The long-haired man merely pointed left in silence, then passed out of view.

‘He shouldn’t have done that,’ said Strike as they passed a portrait of Stephen Hawking. ‘You don’t just let people into a building like this.’

‘I know,’ said Robin. They’d tightened security around her old halls of residence after the attack on her, but still people left the main door propped open for friends.

‘OK, this is wheelchair-friendly,’ said Strike. The floors were smooth and the slightly curved passage into which they turned wide, with white doors appearing at intervals.

At the far end of the corridor a tall, thin white man and a short black woman appeared to be examining something on a wall.

‘No names on doors,’ said Strike. ‘Let’s ask them. If they don’t know, we’ll start knocking.’

When they heard Strike and Robin’s footsteps, the man and woman looked around quickly. Both their expressions were anxious, even scared.

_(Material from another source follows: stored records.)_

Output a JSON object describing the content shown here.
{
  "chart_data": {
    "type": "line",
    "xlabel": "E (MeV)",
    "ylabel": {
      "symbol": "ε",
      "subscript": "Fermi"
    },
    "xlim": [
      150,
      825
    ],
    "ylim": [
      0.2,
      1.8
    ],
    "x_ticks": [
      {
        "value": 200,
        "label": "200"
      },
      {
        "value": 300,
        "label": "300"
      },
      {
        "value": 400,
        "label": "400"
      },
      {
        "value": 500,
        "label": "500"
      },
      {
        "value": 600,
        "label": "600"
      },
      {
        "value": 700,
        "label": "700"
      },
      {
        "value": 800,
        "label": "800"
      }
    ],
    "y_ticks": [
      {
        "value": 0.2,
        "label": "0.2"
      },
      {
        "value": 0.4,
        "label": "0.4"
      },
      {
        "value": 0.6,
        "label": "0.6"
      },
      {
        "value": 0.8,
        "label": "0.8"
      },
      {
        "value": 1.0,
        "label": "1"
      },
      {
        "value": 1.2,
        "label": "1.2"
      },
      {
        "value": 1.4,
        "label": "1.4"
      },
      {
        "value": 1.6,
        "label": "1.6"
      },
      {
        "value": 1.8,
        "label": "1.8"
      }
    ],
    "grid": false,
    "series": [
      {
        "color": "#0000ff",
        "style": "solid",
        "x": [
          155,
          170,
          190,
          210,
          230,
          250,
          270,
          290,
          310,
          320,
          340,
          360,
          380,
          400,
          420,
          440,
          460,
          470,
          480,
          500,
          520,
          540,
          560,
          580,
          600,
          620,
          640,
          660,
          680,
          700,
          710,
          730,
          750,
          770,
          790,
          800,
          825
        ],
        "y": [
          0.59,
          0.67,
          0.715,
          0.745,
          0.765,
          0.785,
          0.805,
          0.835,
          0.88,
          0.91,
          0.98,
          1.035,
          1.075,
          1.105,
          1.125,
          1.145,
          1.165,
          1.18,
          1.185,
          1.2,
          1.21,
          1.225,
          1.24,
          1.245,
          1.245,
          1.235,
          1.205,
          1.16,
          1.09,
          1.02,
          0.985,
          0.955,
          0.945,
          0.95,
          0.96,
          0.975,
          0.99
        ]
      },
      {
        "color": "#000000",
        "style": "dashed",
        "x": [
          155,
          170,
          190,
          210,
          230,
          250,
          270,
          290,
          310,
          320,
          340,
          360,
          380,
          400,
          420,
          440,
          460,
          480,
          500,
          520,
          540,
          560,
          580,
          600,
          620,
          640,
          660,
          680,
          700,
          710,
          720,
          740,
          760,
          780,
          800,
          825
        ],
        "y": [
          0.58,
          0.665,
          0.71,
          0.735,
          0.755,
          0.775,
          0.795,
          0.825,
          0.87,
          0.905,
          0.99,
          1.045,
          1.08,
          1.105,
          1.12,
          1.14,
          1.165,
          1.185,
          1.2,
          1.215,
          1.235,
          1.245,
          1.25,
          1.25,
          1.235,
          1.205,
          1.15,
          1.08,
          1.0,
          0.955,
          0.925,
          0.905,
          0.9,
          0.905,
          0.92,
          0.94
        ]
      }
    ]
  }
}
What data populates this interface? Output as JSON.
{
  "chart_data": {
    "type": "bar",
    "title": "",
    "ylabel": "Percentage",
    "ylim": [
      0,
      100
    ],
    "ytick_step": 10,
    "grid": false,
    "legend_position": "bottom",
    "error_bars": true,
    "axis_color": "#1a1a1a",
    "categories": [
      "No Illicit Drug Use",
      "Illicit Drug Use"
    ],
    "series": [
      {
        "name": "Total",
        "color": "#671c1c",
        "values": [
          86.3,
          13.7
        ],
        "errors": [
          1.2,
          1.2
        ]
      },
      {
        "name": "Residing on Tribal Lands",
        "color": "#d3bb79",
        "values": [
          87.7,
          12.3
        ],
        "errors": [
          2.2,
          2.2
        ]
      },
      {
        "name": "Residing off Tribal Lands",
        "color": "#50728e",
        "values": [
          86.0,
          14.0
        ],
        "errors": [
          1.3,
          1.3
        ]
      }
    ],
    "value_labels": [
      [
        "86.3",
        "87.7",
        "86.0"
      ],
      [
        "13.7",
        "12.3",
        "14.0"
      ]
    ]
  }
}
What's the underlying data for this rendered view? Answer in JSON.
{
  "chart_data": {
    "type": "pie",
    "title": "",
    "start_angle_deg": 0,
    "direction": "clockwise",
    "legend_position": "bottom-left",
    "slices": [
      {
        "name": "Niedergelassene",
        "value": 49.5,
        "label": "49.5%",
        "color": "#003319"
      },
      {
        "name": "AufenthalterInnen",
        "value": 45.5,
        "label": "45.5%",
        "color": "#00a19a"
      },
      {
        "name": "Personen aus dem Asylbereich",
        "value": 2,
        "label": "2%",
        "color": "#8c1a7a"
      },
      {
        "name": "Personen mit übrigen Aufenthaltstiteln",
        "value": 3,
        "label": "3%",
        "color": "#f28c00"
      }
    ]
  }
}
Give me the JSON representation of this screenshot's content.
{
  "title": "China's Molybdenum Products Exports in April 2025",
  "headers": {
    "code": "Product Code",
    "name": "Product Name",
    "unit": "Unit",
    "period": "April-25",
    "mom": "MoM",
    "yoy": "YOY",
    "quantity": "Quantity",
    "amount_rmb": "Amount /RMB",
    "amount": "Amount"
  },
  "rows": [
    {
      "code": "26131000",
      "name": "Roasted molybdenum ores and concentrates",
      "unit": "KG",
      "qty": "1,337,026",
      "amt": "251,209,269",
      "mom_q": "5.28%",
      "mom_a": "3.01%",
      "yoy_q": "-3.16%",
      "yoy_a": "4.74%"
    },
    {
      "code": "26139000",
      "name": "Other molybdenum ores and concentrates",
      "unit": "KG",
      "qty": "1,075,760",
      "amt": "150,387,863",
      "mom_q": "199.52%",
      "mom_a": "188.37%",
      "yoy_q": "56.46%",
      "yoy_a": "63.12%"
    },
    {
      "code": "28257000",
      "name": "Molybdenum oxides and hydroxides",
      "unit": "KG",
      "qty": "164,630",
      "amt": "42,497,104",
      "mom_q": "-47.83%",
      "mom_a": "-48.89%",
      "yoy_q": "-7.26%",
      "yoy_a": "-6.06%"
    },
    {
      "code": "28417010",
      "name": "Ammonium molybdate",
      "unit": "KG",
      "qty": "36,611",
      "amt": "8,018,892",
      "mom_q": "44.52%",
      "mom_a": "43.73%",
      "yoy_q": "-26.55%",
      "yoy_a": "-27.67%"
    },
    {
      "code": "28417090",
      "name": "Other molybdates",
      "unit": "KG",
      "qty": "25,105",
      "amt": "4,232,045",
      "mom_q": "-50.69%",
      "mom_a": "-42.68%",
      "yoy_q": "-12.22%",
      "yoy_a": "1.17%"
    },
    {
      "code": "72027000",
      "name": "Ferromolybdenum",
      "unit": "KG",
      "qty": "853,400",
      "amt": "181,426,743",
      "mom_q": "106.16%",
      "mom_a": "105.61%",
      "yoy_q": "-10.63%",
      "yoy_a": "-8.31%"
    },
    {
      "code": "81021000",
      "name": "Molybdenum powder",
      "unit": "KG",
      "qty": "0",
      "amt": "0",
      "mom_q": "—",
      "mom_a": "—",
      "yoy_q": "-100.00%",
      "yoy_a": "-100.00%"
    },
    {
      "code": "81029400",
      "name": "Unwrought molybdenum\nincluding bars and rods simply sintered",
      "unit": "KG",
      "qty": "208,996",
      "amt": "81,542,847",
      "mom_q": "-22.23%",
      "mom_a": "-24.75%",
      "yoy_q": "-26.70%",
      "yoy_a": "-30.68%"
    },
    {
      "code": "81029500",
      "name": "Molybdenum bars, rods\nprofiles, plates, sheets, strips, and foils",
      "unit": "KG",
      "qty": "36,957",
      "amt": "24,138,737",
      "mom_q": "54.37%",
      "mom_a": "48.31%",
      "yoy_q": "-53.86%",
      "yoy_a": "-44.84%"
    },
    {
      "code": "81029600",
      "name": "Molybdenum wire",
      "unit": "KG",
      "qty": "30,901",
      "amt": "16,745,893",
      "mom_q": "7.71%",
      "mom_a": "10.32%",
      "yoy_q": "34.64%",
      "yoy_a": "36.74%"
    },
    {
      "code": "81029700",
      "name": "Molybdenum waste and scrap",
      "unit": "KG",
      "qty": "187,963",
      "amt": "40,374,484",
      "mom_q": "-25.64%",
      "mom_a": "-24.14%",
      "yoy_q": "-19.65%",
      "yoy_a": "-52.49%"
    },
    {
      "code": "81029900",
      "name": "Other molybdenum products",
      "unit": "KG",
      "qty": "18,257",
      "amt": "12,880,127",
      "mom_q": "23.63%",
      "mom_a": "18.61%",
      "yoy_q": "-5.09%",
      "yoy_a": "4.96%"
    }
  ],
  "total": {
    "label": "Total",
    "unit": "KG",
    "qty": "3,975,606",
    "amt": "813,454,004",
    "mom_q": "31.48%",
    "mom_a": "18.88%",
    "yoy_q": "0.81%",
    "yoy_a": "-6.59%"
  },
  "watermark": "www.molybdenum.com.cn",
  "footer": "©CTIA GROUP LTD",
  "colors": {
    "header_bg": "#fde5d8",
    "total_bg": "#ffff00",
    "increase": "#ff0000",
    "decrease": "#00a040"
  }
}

‘Would you happen to know which is Vikas Bhardwaj’s room?’ asked Strike.

‘It’s this one,’ said the woman, pointing at the door beside which she was standing, to which was fixed a brief, typed note in large letters that enabled both Strike and Robin to read it quickly.

Gone to Birmingham. Back Monday.

‘Who are you?’ asked the man.

‘I’m a private detective,’ said Strike.

Robin knew exactly why he’d said it. Something was wrong, she could feel it: the fear in the faces of the pair facing them, the note claiming Vikas was where they knew he wasn’t and the faint, unpleasant smell in the air, which reminded her of Josh and Edie’s old room in North Grove, where a dead rat had been quietly decomposing in a jar. Her heart had begun to race: it knew what her mind didn’t want to accept.

‘You were supposed to be meeting him?’ Strike asked the frightened-looking pair.

‘Yes,’ said the woman.

‘Has someone gone to get the porter?’

‘Yes,’ said the man.

Neither of them seemed to doubt Strike’s right to pose these questions, and that in itself was confirmation that both knew something was badly wrong.

‘Does he normally type his notes?’ asked Strike.

‘Yes,’ said the woman again, ‘but that’s not his font. He always uses Comic Sans. For a joke.’

‘He’s not answering his phone,’ said the man.